Bangsa-bangsa Asia Tenggara disatukan oleh ikatan melampaui masa. Dari masa ketika pelaut Astronesia mengarungi samudera, pertukaran budaya mempertemukan pitarah dalam khazanah yang sama. Jakarta, sebagai salah satu kota tertua di dunia, adalah saksi bisu peradaban Asia Tenggara: dari masa sejak sebelum Prasasti Tugu ditanamkan di Koja, hingga kini pencakar langit menjulang di jantung segitiga emas Kuningan.
DKI Jakarta, jelang 500 tahun berdirinya kota ini, melawat hikayat kosmopolitan Jakarta dengan mengundang tiga perancang adibusana Asia Tenggara dalam gelaran ASEAN Fashion Parade di Jakarta Fashion Week 2026: Rizman Ruzaini (Malaysia), Frederick Lee (Singapura), dan Francis Libiran (Filipina).
Menyaksikan gelaran ini adalah pengalaman yang menggetarkan benang-benang hati dengan lebih personal. Ada kedekatan dalam garis rancang, kekariban yang hanya muncul dari ikatan serumpun. Pun, keunikan masing-masing khazanah budaya menghadirkan sebuah kesegaran yang baru.
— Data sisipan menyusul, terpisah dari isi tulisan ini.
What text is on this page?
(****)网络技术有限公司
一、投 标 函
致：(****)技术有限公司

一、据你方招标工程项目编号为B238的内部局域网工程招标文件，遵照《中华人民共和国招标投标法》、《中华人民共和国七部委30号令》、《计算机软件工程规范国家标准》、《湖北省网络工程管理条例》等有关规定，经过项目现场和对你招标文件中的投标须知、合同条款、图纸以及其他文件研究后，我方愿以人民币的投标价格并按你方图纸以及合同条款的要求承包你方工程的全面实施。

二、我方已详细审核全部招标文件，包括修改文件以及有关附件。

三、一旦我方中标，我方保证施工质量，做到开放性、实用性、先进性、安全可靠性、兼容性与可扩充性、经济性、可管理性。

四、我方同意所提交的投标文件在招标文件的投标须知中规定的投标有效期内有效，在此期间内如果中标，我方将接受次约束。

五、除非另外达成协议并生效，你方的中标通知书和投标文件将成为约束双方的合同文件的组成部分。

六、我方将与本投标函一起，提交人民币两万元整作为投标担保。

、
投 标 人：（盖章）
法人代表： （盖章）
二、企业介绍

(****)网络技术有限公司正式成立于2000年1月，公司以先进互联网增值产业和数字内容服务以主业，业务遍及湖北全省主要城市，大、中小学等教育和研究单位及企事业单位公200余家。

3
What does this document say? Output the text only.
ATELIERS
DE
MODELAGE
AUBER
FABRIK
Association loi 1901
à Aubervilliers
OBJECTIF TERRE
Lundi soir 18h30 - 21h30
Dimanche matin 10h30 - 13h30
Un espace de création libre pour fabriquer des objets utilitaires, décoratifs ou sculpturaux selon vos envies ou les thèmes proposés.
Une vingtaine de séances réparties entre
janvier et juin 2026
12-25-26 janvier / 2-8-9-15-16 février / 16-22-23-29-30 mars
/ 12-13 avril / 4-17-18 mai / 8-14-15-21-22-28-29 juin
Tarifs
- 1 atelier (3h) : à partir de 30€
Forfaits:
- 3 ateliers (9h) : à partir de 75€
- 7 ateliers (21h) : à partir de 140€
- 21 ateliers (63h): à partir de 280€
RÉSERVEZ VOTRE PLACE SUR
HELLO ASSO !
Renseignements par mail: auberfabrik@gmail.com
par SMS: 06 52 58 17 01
Francis Libiran mengangkat khazanah kriya Filipina. Dari gaun berkerah terno para puan hingga kemeja barong untuk tuan diinterpretasi ulang dalam olah tenun tradisional. Palet warna rotan keemasan mengingatkan kepada budaya Filipino yang teramat dekat dengan alam; begitu mirip, teramat dekat dengan bangsa kita. Mimpi-mimpi Austronesia, akan gerabah tanah liat dan sampan kayu, bak mewujud dalam siluet voluminous yang meliuk-liuk.









Frederick Lee memboyong piawai adibusana Singapura. Di tangan Frederick Lee, dari lace hingga sifon, kulit hingga tulle, bukan sekadar membelut lekuk tubuh dengan elok, melainkan turut termanifestasi menjadi bentuk-bentuk fantastis. Ada kesan nan mentah dalam bentuk-bentuk yang dibesut; dahan dan ranting yang tumbuh dari masa depan robotik Butlerian. Singapura adalah negeri dengan geliat futuristis dan Frederick Lee menggeluti siluet avantgarde sesuai gelora pulau ini.









Rizman Ruzaini menghadirkan glamor dan keanggunan Malaysia. Silam-pukau eksotika tropika diciptakan ulang dalam gilap-gemerlap bordir dan kristal. Ragam corak dari kembang sepatu, bunga nasional Malaysia, hingga burung enggang, satwa khas Borneo, seakan hidup lewat sulam-sulaman kristal dan bulu. Semuanya dalam nirmana yang setimbang, dilatari struktur beludru arsitektural nan minimal.